In 1623, Johann Ulrich von Schwerin, the future heir of the Alšvanga area, converted to Catholicism before his wedding with Polish aristocrat Barbara Konarska. Beginning in 1632, using his newly acquired rights as the owner of the area, he took away the churches of Alšvanga and Feliksberg from the Lutherans and gave them to the Catholic congregations. For the introduction of Catholicism, Jesuits were invited to Alšvanga, who established here one of the largest missions in Courland.

In 1636, with the active participation of the bishop of Samogitia, Georg Tiškevič, the Lutheran pastor Lusander (also mentioned as Lisander) was expelled from Alšvanga, who, speaking his last sermon at the Ķiņķi linden tree, predicted that when this linden tree will be withered, Luther’s faith would be restored in Alšvanga. In 1637, the conflict between Lutherans and Catholics turned violent and the owner of what we know today as the Land of Suiti, Johann Ulrich von Schwerin, was poisoned in the Reģi Manor. The mutual conflict was extinguished only after the intervention of the Polish king Władysław IV, who determined that the churches of Alšvanga and Feliksberg remain with the Catholics.

The remaining Lutherans later went to pray and brought gifts to the Ķiņķ linden tree. For a while there was even a small chapel next to it. The Catholic priests of Alšvanga did not like it and, in the end, the linden tree was cut down and burned on Midsummer’s Eve of 1904.

Lutherans have always had a presence in the Land of Suiti and they have made a significant contribution to the development of the area with their work.
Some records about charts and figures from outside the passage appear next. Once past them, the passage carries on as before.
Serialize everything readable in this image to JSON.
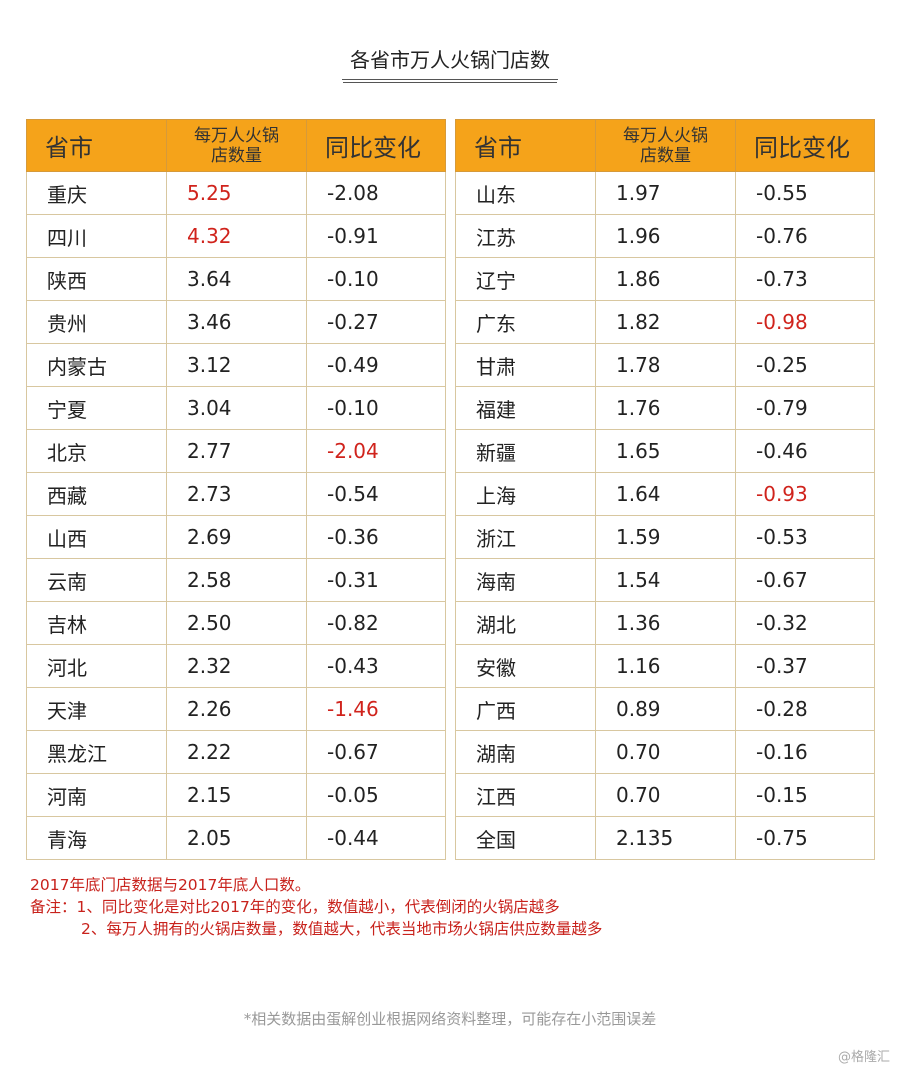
{
  "title": "各省市万人火锅门店数",
  "headers": {
    "col1": "省市",
    "col2_line1": "每万人火锅",
    "col2_line2": "店数量",
    "col3": "同比变化"
  },
  "highlight_color": "#d0231c",
  "header_color": "#f5a31a",
  "left_rows": [
    {
      "name": "重庆",
      "density": "5.25",
      "change": "-2.08",
      "red_density": true,
      "red_change": false
    },
    {
      "name": "四川",
      "density": "4.32",
      "change": "-0.91",
      "red_density": true,
      "red_change": false
    },
    {
      "name": "陕西",
      "density": "3.64",
      "change": "-0.10",
      "red_density": false,
      "red_change": false
    },
    {
      "name": "贵州",
      "density": "3.46",
      "change": "-0.27",
      "red_density": false,
      "red_change": false
    },
    {
      "name": "内蒙古",
      "density": "3.12",
      "change": "-0.49",
      "red_density": false,
      "red_change": false
    },
    {
      "name": "宁夏",
      "density": "3.04",
      "change": "-0.10",
      "red_density": false,
      "red_change": false
    },
    {
      "name": "北京",
      "density": "2.77",
      "change": "-2.04",
      "red_density": false,
      "red_change": true
    },
    {
      "name": "西藏",
      "density": "2.73",
      "change": "-0.54",
      "red_density": false,
      "red_change": false
    },
    {
      "name": "山西",
      "density": "2.69",
      "change": "-0.36",
      "red_density": false,
      "red_change": false
    },
    {
      "name": "云南",
      "density": "2.58",
      "change": "-0.31",
      "red_density": false,
      "red_change": false
    },
    {
      "name": "吉林",
      "density": "2.50",
      "change": "-0.82",
      "red_density": false,
      "red_change": false
    },
    {
      "name": "河北",
      "density": "2.32",
      "change": "-0.43",
      "red_density": false,
      "red_change": false
    },
    {
      "name": "天津",
      "density": "2.26",
      "change": "-1.46",
      "red_density": false,
      "red_change": true
    },
    {
      "name": "黑龙江",
      "density": "2.22",
      "change": "-0.67",
      "red_density": false,
      "red_change": false
    },
    {
      "name": "河南",
      "density": "2.15",
      "change": "-0.05",
      "red_density": false,
      "red_change": false
    },
    {
      "name": "青海",
      "density": "2.05",
      "change": "-0.44",
      "red_density": false,
      "red_change": false
    }
  ],
  "right_rows": [
    {
      "name": "山东",
      "density": "1.97",
      "change": "-0.55",
      "red_density": false,
      "red_change": false
    },
    {
      "name": "江苏",
      "density": "1.96",
      "change": "-0.76",
      "red_density": false,
      "red_change": false
    },
    {
      "name": "辽宁",
      "density": "1.86",
      "change": "-0.73",
      "red_density": false,
      "red_change": false
    },
    {
      "name": "广东",
      "density": "1.82",
      "change": "-0.98",
      "red_density": false,
      "red_change": true
    },
    {
      "name": "甘肃",
      "density": "1.78",
      "change": "-0.25",
      "red_density": false,
      "red_change": false
    },
    {
      "name": "福建",
      "density": "1.76",
      "change": "-0.79",
      "red_density": false,
      "red_change": false
    },
    {
      "name": "新疆",
      "density": "1.65",
      "change": "-0.46",
      "red_density": false,
      "red_change": false
    },
    {
      "name": "上海",
      "density": "1.64",
      "change": "-0.93",
      "red_density": false,
      "red_change": true
    },
    {
      "name": "浙江",
      "density": "1.59",
      "change": "-0.53",
      "red_density": false,
      "red_change": false
    },
    {
      "name": "海南",
      "density": "1.54",
      "change": "-0.67",
      "red_density": false,
      "red_change": false
    },
    {
      "name": "湖北",
      "density": "1.36",
      "change": "-0.32",
      "red_density": false,
      "red_change": false
    },
    {
      "name": "安徽",
      "density": "1.16",
      "change": "-0.37",
      "red_density": false,
      "red_change": false
    },
    {
      "name": "广西",
      "density": "0.89",
      "change": "-0.28",
      "red_density": false,
      "red_change": false
    },
    {
      "name": "湖南",
      "density": "0.70",
      "change": "-0.16",
      "red_density": false,
      "red_change": false
    },
    {
      "name": "江西",
      "density": "0.70",
      "change": "-0.15",
      "red_density": false,
      "red_change": false
    },
    {
      "name": "全国",
      "density": "2.135",
      "change": "-0.75",
      "red_density": false,
      "red_change": false
    }
  ],
  "notes": {
    "line1": "2017年底门店数据与2017年底人口数。",
    "line2": "备注：1、同比变化是对比2017年的变化，数值越小，代表倒闭的火锅店越多",
    "line3": "2、每万人拥有的火锅店数量，数值越大，代表当地市场火锅店供应数量越多"
  },
  "footer": "*相关数据由蛋解创业根据网络资料整理，可能存在小范围误差",
  "watermark": "@格隆汇"
}
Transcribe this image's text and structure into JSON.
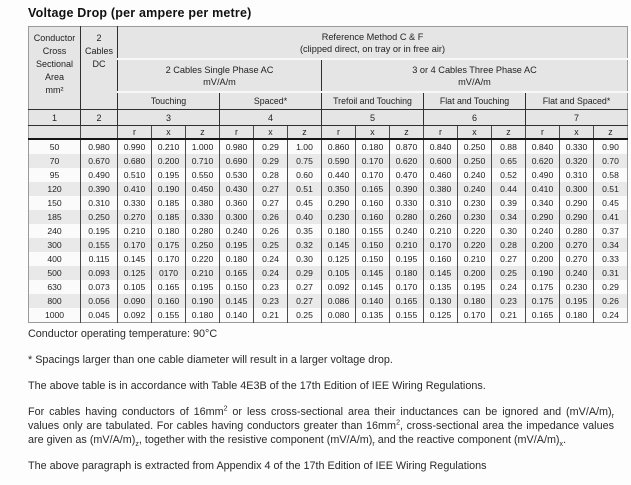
{
  "title": "Voltage Drop (per ampere per metre)",
  "table": {
    "header": {
      "conductor": "Conductor\nCross\nSectional\nArea\nmm²",
      "dc": "2\nCables\nDC",
      "ref_method": "Reference Method C & F\n(clipped direct, on tray or in free air)",
      "single_phase": "2 Cables Single Phase AC\nmV/A/m",
      "three_phase": "3 or 4 Cables Three Phase AC\nmV/A/m",
      "groups": [
        "Touching",
        "Spaced*",
        "Trefoil and Touching",
        "Flat and Touching",
        "Flat and Spaced*"
      ],
      "col_numbers": [
        "1",
        "2",
        "3",
        "4",
        "5",
        "6",
        "7"
      ],
      "rxz": [
        "r",
        "x",
        "z"
      ]
    },
    "rows": [
      {
        "area": "50",
        "dc": "0.980",
        "values": [
          "0.990",
          "0.210",
          "1.000",
          "0.980",
          "0.29",
          "1.00",
          "0.860",
          "0.180",
          "0.870",
          "0.840",
          "0.250",
          "0.88",
          "0.840",
          "0.330",
          "0.90"
        ]
      },
      {
        "area": "70",
        "dc": "0.670",
        "values": [
          "0.680",
          "0.200",
          "0.710",
          "0.690",
          "0.29",
          "0.75",
          "0.590",
          "0.170",
          "0.620",
          "0.600",
          "0.250",
          "0.65",
          "0.620",
          "0.320",
          "0.70"
        ]
      },
      {
        "area": "95",
        "dc": "0.490",
        "values": [
          "0.510",
          "0.195",
          "0.550",
          "0.530",
          "0.28",
          "0.60",
          "0.440",
          "0.170",
          "0.470",
          "0.460",
          "0.240",
          "0.52",
          "0.490",
          "0.310",
          "0.58"
        ]
      },
      {
        "area": "120",
        "dc": "0.390",
        "values": [
          "0.410",
          "0.190",
          "0.450",
          "0.430",
          "0.27",
          "0.51",
          "0.350",
          "0.165",
          "0.390",
          "0.380",
          "0.240",
          "0.44",
          "0.410",
          "0.300",
          "0.51"
        ]
      },
      {
        "area": "150",
        "dc": "0.310",
        "values": [
          "0.330",
          "0.185",
          "0.380",
          "0.360",
          "0.27",
          "0.45",
          "0.290",
          "0.160",
          "0.330",
          "0.310",
          "0.230",
          "0.39",
          "0.340",
          "0.290",
          "0.45"
        ]
      },
      {
        "area": "185",
        "dc": "0.250",
        "values": [
          "0.270",
          "0.185",
          "0.330",
          "0.300",
          "0.26",
          "0.40",
          "0.230",
          "0.160",
          "0.280",
          "0.260",
          "0.230",
          "0.34",
          "0.290",
          "0.290",
          "0.41"
        ]
      },
      {
        "area": "240",
        "dc": "0.195",
        "values": [
          "0.210",
          "0.180",
          "0.280",
          "0.240",
          "0.26",
          "0.35",
          "0.180",
          "0.155",
          "0.240",
          "0.210",
          "0.220",
          "0.30",
          "0.240",
          "0.280",
          "0.37"
        ]
      },
      {
        "area": "300",
        "dc": "0.155",
        "values": [
          "0.170",
          "0.175",
          "0.250",
          "0.195",
          "0.25",
          "0.32",
          "0.145",
          "0.150",
          "0.210",
          "0.170",
          "0.220",
          "0.28",
          "0.200",
          "0.270",
          "0.34"
        ]
      },
      {
        "area": "400",
        "dc": "0.115",
        "values": [
          "0.145",
          "0.170",
          "0.220",
          "0.180",
          "0.24",
          "0.30",
          "0.125",
          "0.150",
          "0.195",
          "0.160",
          "0.210",
          "0.27",
          "0.200",
          "0.270",
          "0.33"
        ]
      },
      {
        "area": "500",
        "dc": "0.093",
        "values": [
          "0.125",
          "0170",
          "0.210",
          "0.165",
          "0.24",
          "0.29",
          "0.105",
          "0.145",
          "0.180",
          "0.145",
          "0.200",
          "0.25",
          "0.190",
          "0.240",
          "0.31"
        ]
      },
      {
        "area": "630",
        "dc": "0.073",
        "values": [
          "0.105",
          "0.165",
          "0.195",
          "0.150",
          "0.23",
          "0.27",
          "0.092",
          "0.145",
          "0.170",
          "0.135",
          "0.195",
          "0.24",
          "0.175",
          "0.230",
          "0.29"
        ]
      },
      {
        "area": "800",
        "dc": "0.056",
        "values": [
          "0.090",
          "0.160",
          "0.190",
          "0.145",
          "0.23",
          "0.27",
          "0.086",
          "0.140",
          "0.165",
          "0.130",
          "0.180",
          "0.23",
          "0.175",
          "0.195",
          "0.26"
        ]
      },
      {
        "area": "1000",
        "dc": "0.045",
        "values": [
          "0.092",
          "0.155",
          "0.180",
          "0.140",
          "0.21",
          "0.25",
          "0.080",
          "0.135",
          "0.155",
          "0.125",
          "0.170",
          "0.21",
          "0.165",
          "0.180",
          "0.24"
        ]
      }
    ]
  },
  "notes": {
    "operating_temp": "Conductor operating temperature: 90°C",
    "spacing_note": "* Spacings larger than one cable diameter will result in a larger voltage drop.",
    "accordance_note": "The above table is in accordance with Table 4E3B of the 17th Edition of IEE Wiring Regulations.",
    "paragraph": [
      {
        "t": "For cables having conductors of 16mm"
      },
      {
        "sup": "2"
      },
      {
        "t": " or less cross-sectional area their inductances can be ignored and (mV/A/m)"
      },
      {
        "sub": "r"
      },
      {
        "t": " values only are tabulated. For cables having conductors greater than 16mm"
      },
      {
        "sup": "2"
      },
      {
        "t": ", cross-sectional area the impedance values are given as (mV/A/m)"
      },
      {
        "sub": "z"
      },
      {
        "t": ", together with the resistive component (mV/A/m)"
      },
      {
        "sub": "r"
      },
      {
        "t": " and the reactive component (mV/A/m)"
      },
      {
        "sub": "x"
      },
      {
        "t": "."
      }
    ],
    "extract_note": "The above paragraph is extracted from Appendix 4 of the 17th Edition of IEE Wiring Regulations"
  }
}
The owners of the private manors of Reģi, Birži and Almāle and their peasants were basically not Catholics, because these manors were not the property of the Schwerins in the 17th century. Foresters and rangers working in state forest management were also often Lutheran. The same applies to tenants of manors. There have even been several Lutheran cemeteries in the area, such as Almāles, Dzērveņu, Strautu and others.

In 1937, there was an intention to build a new evangelical Lutheran church in Alšvanga in order to restore the Lutheran congregation here again after a 300-year absence. At that time, around 200 Lutherans lived within the Alšvanga Parish and church services were held in country houses. Jēkabs Ezernieks, the owner of the Alšvanga mill and mayor, had even donated a plot of land on a hill, next to the lake and the Curonian Castle hill, for the construction of the church. The most active church members were elected to the building commission: J. Ezernieks, P. Gaudiņš, J. Kuškis, Ercums and Klims. However, this intention was not implemented.

The Lutheran parish in Alsunga was finally restored on November 2, 2003 after a 367-year break. First, it was served by the pastor of the Katrina Church in the city of Kuldīga, dean Viesturs Pirro. After that Didzis Skuška. At the moment, the parish in Alsunga has ceased its activity again due to the lack of parishioners, and the Lutherans of Alsung are served from the church of Ēdole in the neighboring parish.

The borders of Jūrkalne parish today also include the tiny Ulmale – Labraga Evangelical Lutheran Church, built in 1896, which can be seen in the pictures attached here. It stands on a traditionally Lutheran land which was added to Jūrkalne parish when the parish boundaries were changed during the interwar period.